At the Security Council on Monday, Kim Song, North Korea’s ambassador to the UN, complained that other countries faced no restrictions on satellites.
“No other nation in the world is in the security environment as critical as the DPRK,” said Kim, using the North’s official name, the Democratic People’s Republic of Korea.
“One belligerent party, the United States, is threatening us with a nuclear weapon,” he said.
“It is a legitimate right for the DPRK as another belligerent party to develop, test, manufacture and possess weapons systems equivalent to those that the United States possesses or is developing.”
The country has said that its new eye in the sky has already provided images of major US and South Korean military sites, as well as photos of the Italian capital Rome.
On Monday, Kim received “in detail” images of the White House and the Pentagon, which he later studied, according to North Korea’s state-run KCNA news agency.
The North Korean leader also counted the number of aircraft carriers at a military base and a shipyard in the state of Virginia, the agency said.
US response
The US ambassador to the UN, Linda Thomas-Greenfield, rejected North Korea’s assertion it was acting in self-defence and said that joint US-South Korean exercises were “routine” and “defensive in nature”.

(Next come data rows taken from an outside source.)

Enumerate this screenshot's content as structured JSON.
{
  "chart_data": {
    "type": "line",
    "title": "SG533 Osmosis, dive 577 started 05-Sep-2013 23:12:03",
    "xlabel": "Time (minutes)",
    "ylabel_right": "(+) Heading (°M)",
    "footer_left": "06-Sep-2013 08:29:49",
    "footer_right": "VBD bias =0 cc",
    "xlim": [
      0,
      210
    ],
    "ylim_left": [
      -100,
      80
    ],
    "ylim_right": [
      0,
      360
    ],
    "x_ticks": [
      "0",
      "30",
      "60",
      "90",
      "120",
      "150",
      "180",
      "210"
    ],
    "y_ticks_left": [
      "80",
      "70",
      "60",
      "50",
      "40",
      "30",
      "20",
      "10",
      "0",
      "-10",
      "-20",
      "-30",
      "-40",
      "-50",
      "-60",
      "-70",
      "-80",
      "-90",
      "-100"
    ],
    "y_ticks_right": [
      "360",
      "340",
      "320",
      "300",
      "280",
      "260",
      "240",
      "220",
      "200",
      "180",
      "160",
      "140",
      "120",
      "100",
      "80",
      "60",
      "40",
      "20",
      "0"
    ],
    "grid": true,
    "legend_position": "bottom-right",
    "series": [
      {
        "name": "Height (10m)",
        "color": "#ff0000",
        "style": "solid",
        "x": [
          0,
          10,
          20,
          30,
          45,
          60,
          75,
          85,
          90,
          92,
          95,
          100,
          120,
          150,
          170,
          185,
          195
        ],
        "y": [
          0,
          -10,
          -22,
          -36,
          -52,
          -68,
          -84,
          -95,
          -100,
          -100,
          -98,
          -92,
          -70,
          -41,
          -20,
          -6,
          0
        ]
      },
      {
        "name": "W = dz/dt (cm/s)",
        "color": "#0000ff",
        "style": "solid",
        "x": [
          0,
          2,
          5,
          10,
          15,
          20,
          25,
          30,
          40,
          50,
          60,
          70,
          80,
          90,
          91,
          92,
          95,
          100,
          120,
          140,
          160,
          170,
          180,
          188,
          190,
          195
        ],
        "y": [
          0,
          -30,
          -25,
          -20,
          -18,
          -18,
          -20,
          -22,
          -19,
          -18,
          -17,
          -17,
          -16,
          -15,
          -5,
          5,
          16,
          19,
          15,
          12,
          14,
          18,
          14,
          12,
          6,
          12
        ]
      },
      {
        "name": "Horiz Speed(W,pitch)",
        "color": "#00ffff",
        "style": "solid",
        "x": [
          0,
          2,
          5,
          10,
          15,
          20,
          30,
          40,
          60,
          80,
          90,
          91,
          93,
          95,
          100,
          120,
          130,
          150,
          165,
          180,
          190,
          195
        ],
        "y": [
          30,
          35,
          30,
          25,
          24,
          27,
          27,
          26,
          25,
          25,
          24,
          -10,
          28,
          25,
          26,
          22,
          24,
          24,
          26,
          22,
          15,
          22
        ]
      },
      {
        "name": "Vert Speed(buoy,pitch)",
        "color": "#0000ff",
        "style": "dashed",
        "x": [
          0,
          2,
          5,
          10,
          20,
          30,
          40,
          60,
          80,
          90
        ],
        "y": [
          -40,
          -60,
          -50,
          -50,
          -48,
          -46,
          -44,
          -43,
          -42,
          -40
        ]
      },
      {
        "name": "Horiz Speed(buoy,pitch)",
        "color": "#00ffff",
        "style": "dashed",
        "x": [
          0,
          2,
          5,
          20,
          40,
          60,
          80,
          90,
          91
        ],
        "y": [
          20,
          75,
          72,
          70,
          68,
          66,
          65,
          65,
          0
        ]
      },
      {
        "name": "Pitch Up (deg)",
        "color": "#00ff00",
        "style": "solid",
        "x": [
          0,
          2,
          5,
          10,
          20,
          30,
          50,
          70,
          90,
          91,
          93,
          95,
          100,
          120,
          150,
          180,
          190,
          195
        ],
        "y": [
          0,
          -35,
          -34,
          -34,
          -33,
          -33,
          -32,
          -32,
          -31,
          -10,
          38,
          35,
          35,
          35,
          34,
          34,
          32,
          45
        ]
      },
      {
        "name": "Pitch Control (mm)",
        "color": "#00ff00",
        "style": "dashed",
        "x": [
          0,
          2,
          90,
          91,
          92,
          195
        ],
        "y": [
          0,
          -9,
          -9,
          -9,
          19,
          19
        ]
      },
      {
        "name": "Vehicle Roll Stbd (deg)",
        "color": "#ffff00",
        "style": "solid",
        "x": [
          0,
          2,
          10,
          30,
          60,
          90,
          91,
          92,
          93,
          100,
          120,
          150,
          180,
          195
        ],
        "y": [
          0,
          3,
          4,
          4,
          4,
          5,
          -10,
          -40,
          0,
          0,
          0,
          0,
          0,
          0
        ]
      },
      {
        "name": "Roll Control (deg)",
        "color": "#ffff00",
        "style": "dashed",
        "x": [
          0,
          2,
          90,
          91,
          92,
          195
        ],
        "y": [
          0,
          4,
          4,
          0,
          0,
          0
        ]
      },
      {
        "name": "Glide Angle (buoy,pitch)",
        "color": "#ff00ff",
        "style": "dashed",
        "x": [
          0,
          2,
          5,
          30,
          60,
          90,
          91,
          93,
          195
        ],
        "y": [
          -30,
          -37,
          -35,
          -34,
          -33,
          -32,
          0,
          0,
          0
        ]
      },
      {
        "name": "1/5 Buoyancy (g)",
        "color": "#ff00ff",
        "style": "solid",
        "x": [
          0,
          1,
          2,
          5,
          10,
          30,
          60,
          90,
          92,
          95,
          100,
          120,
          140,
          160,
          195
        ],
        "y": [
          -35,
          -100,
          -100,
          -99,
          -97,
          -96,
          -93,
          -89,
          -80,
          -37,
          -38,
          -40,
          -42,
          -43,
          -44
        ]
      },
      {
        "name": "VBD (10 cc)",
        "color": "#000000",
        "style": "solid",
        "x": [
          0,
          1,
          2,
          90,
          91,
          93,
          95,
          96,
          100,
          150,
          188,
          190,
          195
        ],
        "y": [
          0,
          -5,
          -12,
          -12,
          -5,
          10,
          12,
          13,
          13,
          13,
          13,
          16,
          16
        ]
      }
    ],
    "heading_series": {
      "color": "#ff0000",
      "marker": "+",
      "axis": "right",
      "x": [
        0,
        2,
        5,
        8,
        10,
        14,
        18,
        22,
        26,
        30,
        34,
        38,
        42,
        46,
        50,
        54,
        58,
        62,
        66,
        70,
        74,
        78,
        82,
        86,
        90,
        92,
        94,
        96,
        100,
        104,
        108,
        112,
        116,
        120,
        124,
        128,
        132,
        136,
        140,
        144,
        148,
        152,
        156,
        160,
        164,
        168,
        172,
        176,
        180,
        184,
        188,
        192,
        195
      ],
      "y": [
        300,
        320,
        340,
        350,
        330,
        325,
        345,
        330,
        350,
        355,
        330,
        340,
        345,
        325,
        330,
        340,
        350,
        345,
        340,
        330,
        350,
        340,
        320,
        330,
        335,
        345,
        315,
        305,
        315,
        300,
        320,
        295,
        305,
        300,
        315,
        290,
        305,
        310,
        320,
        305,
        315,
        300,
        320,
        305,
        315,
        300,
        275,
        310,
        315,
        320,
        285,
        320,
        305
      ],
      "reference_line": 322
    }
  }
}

“We intentionally reduce risk and pursue transparency by announcing the exercises in advance including the dates and the activities, unlike the DPRK,” she said, adding that the drills did not violate Security Council resolutions.
South Korea’s spy agency said that Russia, eager for assistance in Ukraine, helped North Korea on the satellite following a summit between Kim and President Vladimir Putin.
The US said last month that North Korea had delivered more than 1,000 containers of military equipment and munitions to Russia.
Russia and China, North Korea’s main ally, have put forward a resolution, opposed by the US, to ease sanctions on Pyongyang as part of an effort to encourage dialogue.
Chinese envoy Geng Shuang accused the US of “further aggravating tension and confrontation” through its military alliance with South Korea.
“If the DPRK constantly feels threatened, and its legitimate security concerns remain unresolved, the peninsula will not be able to get out of the security dilemma and only be caught in a vicious cycle of tit-for-tat aggressive moves,” he said.